Ces révisions de lois seront mises en consultation dans deux projets distincts. Le premier traitera de la modification des exigences en termes de fonds propres, le second des autres mesures. Dans le même temps, des modifications d'ordonnances seront soumises à consultation. L'ordonnance sur les fonds propres (OFR) sera modifiée afin d'instaurer des règles plus strictes concernant l'évaluation des actifs dont la valeur est insuffisante durant une crise, comme des logiciels ou des créances fiscales latentes. Des ajustements seront également apportés à l'ordonnance sur les liquidités (OLiq), afin que les banques en difficulté fournissent régulièrement des informations complètes et à jour, ainsi que des scénarios d'analyse sur l'état de leurs liquidités. Cela permettra une évaluation en tout temps de la part de la FINMA ou des autres autorités de régulation.

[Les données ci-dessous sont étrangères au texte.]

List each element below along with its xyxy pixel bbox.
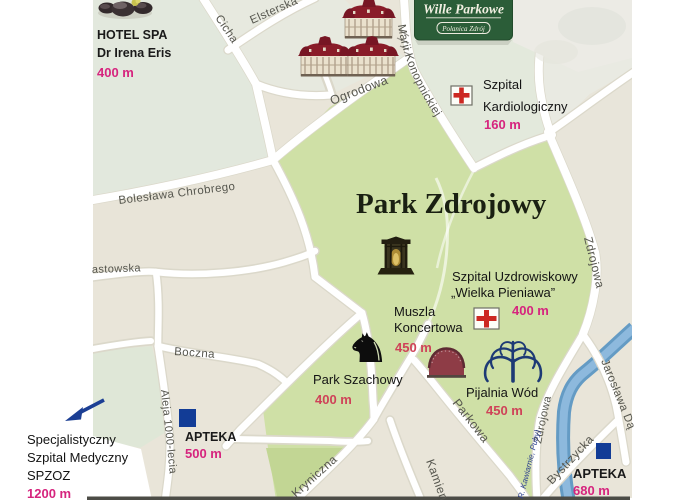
svg-text:Dr Irena Eris: Dr Irena Eris <box>97 46 171 60</box>
svg-text:APTEKA: APTEKA <box>185 430 236 444</box>
svg-text:Polanica Zdrój: Polanica Zdrój <box>441 25 485 33</box>
svg-text:400 m: 400 m <box>315 392 352 407</box>
svg-text:Park Zdrojowy: Park Zdrojowy <box>356 188 547 220</box>
svg-text:450 m: 450 m <box>395 340 432 355</box>
svg-text:Szpital Medyczny: Szpital Medyczny <box>27 450 129 465</box>
svg-text:APTEKA: APTEKA <box>573 466 627 481</box>
svg-text:Wille Parkowe: Wille Parkowe <box>423 2 504 17</box>
svg-text:Muszla: Muszla <box>394 304 436 319</box>
svg-text:Koncertowa: Koncertowa <box>394 320 463 335</box>
svg-text:HOTEL SPA: HOTEL SPA <box>97 28 167 42</box>
svg-text:680 m: 680 m <box>573 483 610 498</box>
svg-text:Szpital Uzdrowiskowy: Szpital Uzdrowiskowy <box>452 269 578 284</box>
svg-text:Szpital: Szpital <box>483 77 522 92</box>
svg-text:400 m: 400 m <box>512 303 549 318</box>
svg-text:1200 m: 1200 m <box>27 486 71 500</box>
svg-text:Specjalistyczny: Specjalistyczny <box>27 432 116 447</box>
svg-text:500 m: 500 m <box>185 446 222 461</box>
svg-text:astowska: astowska <box>92 262 142 276</box>
svg-text:160 m: 160 m <box>484 117 521 132</box>
svg-text:450 m: 450 m <box>486 403 523 418</box>
svg-text:400 m: 400 m <box>97 65 134 80</box>
svg-text:Park Szachowy: Park Szachowy <box>313 372 403 387</box>
svg-text:„Wielka Pieniawa”: „Wielka Pieniawa” <box>451 285 555 300</box>
svg-text:Pijalnia Wód: Pijalnia Wód <box>466 385 538 400</box>
svg-text:Kardiologiczny: Kardiologiczny <box>483 99 568 114</box>
svg-text:SPZOZ: SPZOZ <box>27 468 70 483</box>
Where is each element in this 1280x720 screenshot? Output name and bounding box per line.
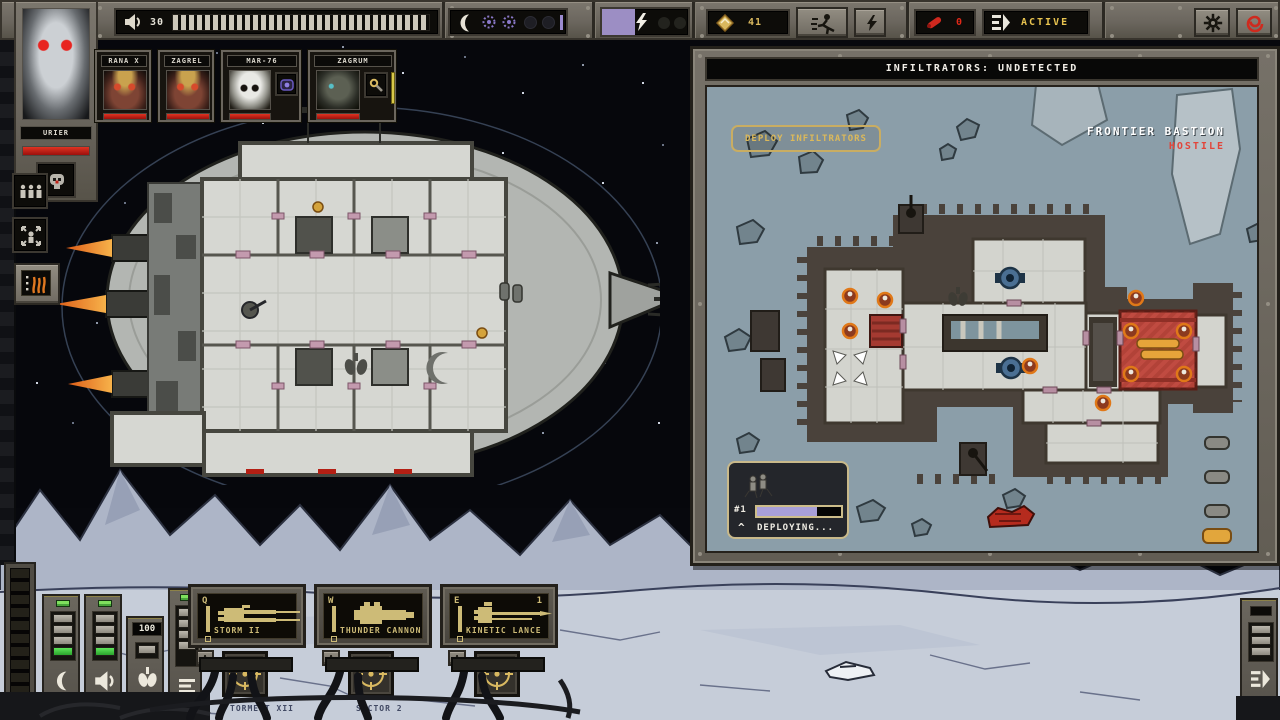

Sans surprise, l'UBS a été très critique envers la mesure de capitalisation complète des filiales étrangères dans les fonds propres, estimant que cela nuirait à sa compétitivité en raison des montants importants qui devraient être levés, estimés à CHF 20 milliards. En parallèle, l'Association suisse des banquiers a qualifié le paquet de mesures de «surchargé»: trop de nouvelles réglementations, avec un champ d'application trop large. Dans son communiqué de presse, la faîtière du secteur bancaire a regretté qu'on réagisse «à une crise au sein d'une seule banque, imputable à cette banque elle-même, par une vague réglementaire touchant toutes les banques». A l'inverse, la présidente de la CEP et sénatrice Isabelle Chassot (centre, FR) a salué des mesures «ciblées et pertinentes, faisant écho aux recommandations, motions et postulats de la commission d'enquête». Le Conseil fédéral a en effet précisé que ces interventions seront intégrées dans les projets de révision de la loi et des ordonnances. La sénatrice Chassot a cependant regretté que le Conseil fédéral renonce à régler la question des fonds propres nécessaires pour les filiales à l'étranger par voie d'ordonnance, soulignant que le Parlement «a montré par le passé ne pas être à l'abri du lobbying dans ce dossier».